Daniel Speck erzählt generationsübergreifend und verbindet persönliche Schicksale mit größeren gesellschaftlichen und historischen Bewegungen. Besonders gelungen fand ich, wie er Herkunft und Familiengeschichte als prägende Kräfte für das eigene Leben darstellt: Was geben uns unsere Wurzeln mit? Was tragen wir weiter – bewusst oder unbewusst? Im Mittelteil des Romans hatte ich allerdings das Gefühl, dass sich die Geschichte etwas verliert. Die Passagen rund um das Jahr 1968 in Indien waren mir stellenweise zu lang und zu ausschweifend erzählt. Hier hätte das Buch für meinen Geschmack etwas straffer sein dürfen. Was mich dagegen durchgehend beeindruckt hat, ist Daniel Specks Wortgewandtheit. Seine Sprache ist bildreich, poetisch und oft sehr treffend. Sätze wie sinngemäß: „ohne das Gepäck im Kopf, auch wenn es trotzdem vor der Tür stand“ bleiben hängen. Diese metaphorische Kraft, diese sprachliche Feinheit, machen einen großen Reiz des Romans aus und haben mir beim Lesen viel Freude bereitet. Auch wenn das Ende für mich ab etwa der Mitte des Buches absehbar war und ich früh eine Ahnung davon hatte, wie die Geschichte ausgehen würde, blieb der Roman spannend und zugleich lehrreich. Die Entwicklung der Figuren und die emotionalen Verbindungen tragen die Handlung zuverlässig bis zum Schluss. Das Ende selbst ist sehr versöhnlich und rundet die Geschichte stimmig ab. Yoga Town ist ein schöner, berührender Roman über Familie und Identität, darüber, was Herkunft bedeutet und wie sehr Familiengeschichten unser Leben prägen können.
Ein bewegender und spiritueller Familienroman, spannend und dramatisch erzählt. Mir persönlich war es aber etwas zu viel Spiritualität und „Reise zu sich selbst“.

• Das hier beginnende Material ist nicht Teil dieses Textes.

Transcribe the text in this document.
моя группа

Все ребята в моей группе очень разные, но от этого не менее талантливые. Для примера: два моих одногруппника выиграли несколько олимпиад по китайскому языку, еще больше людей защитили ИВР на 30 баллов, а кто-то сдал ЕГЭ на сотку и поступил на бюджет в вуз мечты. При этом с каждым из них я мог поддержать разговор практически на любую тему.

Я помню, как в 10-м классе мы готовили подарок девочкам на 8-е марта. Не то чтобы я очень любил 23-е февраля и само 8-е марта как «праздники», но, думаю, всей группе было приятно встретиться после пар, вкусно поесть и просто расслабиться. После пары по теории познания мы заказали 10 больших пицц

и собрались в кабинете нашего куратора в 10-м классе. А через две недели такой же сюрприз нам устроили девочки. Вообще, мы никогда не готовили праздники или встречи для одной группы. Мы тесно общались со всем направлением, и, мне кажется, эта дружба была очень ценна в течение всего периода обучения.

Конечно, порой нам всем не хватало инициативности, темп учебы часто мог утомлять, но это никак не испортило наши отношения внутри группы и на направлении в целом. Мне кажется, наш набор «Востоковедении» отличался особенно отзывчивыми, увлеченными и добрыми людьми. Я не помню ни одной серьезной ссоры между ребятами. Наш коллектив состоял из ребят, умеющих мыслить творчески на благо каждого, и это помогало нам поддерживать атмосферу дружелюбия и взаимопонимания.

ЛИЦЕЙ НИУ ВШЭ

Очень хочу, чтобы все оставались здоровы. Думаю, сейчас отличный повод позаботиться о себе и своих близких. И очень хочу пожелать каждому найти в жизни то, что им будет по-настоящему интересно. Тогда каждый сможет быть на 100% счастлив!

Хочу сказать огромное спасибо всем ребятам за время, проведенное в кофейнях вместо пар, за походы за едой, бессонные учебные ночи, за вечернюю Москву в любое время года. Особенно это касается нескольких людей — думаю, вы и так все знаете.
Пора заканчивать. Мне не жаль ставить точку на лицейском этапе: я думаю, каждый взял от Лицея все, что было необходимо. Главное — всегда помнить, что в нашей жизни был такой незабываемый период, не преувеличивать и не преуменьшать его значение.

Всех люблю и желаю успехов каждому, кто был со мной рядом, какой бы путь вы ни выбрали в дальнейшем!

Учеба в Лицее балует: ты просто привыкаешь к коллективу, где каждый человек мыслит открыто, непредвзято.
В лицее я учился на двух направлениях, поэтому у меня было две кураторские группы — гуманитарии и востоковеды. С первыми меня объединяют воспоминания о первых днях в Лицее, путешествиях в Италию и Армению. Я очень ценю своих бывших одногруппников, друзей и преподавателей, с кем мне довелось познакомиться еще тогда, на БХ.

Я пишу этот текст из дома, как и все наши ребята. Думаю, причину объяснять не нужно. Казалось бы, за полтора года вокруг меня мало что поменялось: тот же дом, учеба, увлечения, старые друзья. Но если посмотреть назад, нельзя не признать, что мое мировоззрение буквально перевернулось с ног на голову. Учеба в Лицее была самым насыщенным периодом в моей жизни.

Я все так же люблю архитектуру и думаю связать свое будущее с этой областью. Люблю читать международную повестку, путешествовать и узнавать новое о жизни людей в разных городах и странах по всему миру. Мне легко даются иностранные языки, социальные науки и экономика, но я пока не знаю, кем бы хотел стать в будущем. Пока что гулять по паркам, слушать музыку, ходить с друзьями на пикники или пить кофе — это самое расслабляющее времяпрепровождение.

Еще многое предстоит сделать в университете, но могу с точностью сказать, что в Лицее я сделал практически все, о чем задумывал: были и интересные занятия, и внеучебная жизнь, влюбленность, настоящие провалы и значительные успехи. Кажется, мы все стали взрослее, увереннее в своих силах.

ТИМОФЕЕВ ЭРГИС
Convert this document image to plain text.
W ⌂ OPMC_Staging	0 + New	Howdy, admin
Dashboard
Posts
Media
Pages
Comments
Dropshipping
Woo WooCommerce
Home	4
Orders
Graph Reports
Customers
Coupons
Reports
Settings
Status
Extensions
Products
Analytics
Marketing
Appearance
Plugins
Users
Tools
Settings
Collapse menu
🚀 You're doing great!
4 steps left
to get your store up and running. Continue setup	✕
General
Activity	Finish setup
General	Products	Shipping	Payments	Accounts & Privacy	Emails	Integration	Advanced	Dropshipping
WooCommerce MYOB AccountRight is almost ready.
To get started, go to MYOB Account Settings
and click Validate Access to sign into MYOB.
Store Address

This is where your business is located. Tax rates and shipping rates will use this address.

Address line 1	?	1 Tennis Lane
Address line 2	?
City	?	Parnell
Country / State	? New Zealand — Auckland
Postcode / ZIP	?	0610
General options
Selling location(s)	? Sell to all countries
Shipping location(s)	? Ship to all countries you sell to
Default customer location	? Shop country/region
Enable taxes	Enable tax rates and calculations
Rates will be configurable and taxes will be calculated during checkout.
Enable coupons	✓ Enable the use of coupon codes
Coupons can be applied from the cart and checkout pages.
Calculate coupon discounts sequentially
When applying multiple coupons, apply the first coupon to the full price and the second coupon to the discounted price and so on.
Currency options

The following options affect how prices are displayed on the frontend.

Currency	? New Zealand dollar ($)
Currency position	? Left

Ich mache selbst gern mal Yoga 🧘🏻♀️ aber eher in Bezug auf etwas „Gutes für seinen Körper tun“. Für das Drumherum, sprich Meditation und „zu sich selbst finden“ bin ich einfach nicht zu haben. Und das war mir in der Geschichte einfach ein bisschen zu viel. Das war oft auch verwirrend, wer jetzt wo und wie zu welcher Reise nach Innen geht und irgendwie hatte ich auch das Gefühl, dass Drogenkonsum verherrlicht wird 😅 Aber damals gehörte das wohl einfach zu diesem Hippie-Leben dazu. Trotz allem finde ich die Geschichte, die da eigentlich erzählt wird, sehr schön und beim Ende musste ich auch ein paar Tränen wegwischen. Der Schreibstil des Autors hat mir auch gut gefallen. Also wer sich mit Yoga und Yoginis gut identifizieren kann, wird hier voll auf seine Kosten kommen.